Der Begriff ist in sofern passend, als daß es sich um ein Massensterben handelte, das durch den extrem reaktionsfreudigen Sauerstoff ausgelöst wurde und so den Ausdruck eines "Brandopfers" verdient.
Verwendungen, um Dinge in die Nähe des NS-Holocaust zu rücken
- „Roter Holocaust“
Hauptartikel: Roter Holocaust
Ende der 1990er-Jahre wurde der umstrittene Begriff Roter Holocaust in der kritischen Diskussion um das 1998 auf deutsch erschienene Buch Schwarzbuch des Kommunismus in die politisch-historische Debatte eingeführt. Kern der Problematik ist der Vergleich von Verbrechen kommunistischer Regierungen mit den Verbrechen der Nationalsozialisten, bei dem die Einzigartigkeit des Holocaust in Frage gestellt werden könnte. Diese Debatte kann als Fortsetzung des in Deutschland sogenannten Historikerstreits aus den 1980er Jahren gesehen werden.
- Babycaust
Babycaust ist eine von Klaus Günter Annen geprägte Wortschöpfung in Bezug auf die Abtreibung, die er auf einem Flugblatt vor einer Abtreibungspraxis verbreitete. Darüberhinaus bezeichnete´er Abtreibung als neuen Holocaust, nicht zuletzt angesichts der Wehrlosigkeit der Opfer und der praktizierten Verbrennung der "Überreste".

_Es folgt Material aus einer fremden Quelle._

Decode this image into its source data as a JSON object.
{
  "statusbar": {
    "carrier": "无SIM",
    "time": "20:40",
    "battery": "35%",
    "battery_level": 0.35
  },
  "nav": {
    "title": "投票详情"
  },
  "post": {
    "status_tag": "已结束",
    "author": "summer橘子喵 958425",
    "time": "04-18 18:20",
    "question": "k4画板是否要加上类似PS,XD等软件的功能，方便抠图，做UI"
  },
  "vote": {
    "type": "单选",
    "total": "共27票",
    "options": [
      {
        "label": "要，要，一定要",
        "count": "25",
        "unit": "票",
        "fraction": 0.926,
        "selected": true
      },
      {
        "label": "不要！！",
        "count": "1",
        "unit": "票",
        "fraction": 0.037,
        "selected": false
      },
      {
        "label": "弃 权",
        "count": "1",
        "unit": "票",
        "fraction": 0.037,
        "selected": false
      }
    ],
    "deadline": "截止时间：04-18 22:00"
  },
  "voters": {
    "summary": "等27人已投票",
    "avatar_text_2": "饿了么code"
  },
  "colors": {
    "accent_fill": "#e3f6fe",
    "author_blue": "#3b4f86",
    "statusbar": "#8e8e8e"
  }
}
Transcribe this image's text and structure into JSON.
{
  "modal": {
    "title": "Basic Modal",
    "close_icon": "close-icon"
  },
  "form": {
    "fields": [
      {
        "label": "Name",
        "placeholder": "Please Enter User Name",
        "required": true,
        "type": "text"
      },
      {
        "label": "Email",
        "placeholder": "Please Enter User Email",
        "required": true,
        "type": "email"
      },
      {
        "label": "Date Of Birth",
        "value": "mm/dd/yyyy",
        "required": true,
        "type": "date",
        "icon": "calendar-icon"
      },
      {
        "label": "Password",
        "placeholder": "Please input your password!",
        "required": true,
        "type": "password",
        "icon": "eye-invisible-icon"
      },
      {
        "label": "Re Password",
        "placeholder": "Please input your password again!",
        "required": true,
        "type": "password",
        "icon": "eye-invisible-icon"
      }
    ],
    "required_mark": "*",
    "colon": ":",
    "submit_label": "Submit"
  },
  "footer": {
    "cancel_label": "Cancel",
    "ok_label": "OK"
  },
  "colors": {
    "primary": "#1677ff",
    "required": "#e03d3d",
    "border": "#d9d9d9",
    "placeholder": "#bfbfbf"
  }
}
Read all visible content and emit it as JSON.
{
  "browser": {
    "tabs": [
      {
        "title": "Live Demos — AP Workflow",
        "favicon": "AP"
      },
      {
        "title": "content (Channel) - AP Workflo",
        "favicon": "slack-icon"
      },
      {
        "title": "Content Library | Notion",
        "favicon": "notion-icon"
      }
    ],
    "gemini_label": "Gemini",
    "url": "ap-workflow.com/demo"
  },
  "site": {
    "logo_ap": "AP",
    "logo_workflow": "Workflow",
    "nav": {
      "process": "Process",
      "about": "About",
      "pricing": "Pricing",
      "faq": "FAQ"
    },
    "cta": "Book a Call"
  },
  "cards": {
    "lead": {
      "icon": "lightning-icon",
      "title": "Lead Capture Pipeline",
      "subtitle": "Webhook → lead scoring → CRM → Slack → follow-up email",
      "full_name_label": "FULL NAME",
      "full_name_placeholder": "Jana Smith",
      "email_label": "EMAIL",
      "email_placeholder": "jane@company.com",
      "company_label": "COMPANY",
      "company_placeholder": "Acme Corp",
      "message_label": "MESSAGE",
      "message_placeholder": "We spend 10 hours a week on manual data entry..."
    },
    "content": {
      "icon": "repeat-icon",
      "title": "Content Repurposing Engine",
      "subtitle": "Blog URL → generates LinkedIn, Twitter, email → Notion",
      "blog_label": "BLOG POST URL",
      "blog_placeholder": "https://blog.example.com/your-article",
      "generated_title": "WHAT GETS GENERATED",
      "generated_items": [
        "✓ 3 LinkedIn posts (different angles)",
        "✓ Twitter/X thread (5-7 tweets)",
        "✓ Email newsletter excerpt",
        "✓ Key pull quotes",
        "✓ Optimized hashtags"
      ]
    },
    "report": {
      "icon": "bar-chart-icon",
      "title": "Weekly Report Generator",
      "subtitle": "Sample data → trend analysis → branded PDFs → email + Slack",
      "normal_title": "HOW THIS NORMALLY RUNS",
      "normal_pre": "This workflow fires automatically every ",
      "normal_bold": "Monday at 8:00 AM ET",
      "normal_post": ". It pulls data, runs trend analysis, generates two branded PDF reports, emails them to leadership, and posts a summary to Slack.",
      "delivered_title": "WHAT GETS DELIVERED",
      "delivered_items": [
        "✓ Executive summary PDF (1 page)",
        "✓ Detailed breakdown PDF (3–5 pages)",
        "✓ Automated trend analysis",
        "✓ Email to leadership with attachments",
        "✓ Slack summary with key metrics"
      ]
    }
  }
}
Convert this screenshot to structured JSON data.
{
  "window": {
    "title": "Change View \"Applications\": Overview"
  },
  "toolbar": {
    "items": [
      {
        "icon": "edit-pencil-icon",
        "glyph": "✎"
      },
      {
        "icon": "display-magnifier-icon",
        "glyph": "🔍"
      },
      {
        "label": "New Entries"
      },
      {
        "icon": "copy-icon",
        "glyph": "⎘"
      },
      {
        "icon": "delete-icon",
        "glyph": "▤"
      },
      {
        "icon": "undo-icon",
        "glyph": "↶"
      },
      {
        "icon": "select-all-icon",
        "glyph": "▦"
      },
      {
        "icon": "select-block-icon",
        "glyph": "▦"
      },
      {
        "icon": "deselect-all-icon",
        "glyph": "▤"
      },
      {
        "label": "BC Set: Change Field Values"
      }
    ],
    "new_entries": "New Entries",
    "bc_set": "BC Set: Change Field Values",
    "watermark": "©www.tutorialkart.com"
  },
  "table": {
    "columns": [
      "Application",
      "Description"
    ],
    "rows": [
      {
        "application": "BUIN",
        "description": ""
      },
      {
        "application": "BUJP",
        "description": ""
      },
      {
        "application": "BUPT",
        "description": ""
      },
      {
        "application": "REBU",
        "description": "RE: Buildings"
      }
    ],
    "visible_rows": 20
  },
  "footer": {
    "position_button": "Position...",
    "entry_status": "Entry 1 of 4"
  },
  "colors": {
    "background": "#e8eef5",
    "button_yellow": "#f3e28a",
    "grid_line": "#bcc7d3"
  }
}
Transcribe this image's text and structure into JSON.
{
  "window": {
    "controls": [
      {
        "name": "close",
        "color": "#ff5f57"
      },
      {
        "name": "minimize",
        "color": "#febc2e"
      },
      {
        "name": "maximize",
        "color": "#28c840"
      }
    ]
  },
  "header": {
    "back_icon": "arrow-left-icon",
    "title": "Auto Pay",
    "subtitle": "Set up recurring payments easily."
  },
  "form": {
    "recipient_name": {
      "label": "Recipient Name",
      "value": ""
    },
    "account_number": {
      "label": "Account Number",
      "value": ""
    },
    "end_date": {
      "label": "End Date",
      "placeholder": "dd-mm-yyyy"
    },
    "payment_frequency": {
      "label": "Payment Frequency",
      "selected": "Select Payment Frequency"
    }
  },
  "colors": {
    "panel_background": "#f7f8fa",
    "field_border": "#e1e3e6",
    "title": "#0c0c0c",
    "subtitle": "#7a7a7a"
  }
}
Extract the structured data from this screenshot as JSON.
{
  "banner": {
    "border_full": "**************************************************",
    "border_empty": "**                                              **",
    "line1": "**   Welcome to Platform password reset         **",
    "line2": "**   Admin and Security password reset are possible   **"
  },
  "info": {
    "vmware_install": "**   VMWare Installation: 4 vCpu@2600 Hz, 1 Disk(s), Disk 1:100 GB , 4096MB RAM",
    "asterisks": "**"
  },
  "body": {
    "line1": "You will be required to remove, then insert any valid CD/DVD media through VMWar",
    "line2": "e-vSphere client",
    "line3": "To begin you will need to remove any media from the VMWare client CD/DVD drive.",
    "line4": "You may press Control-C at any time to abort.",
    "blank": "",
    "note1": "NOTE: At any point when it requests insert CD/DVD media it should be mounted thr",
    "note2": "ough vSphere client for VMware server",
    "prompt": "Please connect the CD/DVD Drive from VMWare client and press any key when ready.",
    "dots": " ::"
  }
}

Der Begriff Babycaust und neuer Holocaust als Bezeichnung für Abtreibung wurde in einem Rechtsstreit vom BGH und OLG in Karlsruhe als legitime Meinungsäußerung gewertet. Dazu heißt es im Urteil des OLG Karlsruhe:
- Nach diesen höchstrichterlichen Rechtsgrundsätzen stellen die Bezeichnungen der in Deutschland vorgenommenen Abtreibungen als "Mord an unseren Kindern" und als "neuer Holocaust" zwar drastische und überzeichnende Formulierungen dar, die aber auch in ihrem konkreten Bezug zur Person und zur ärztlichen Tätigkeit des Klägers noch vom Grundrecht der Meinungsfreiheit getragen werden. [...]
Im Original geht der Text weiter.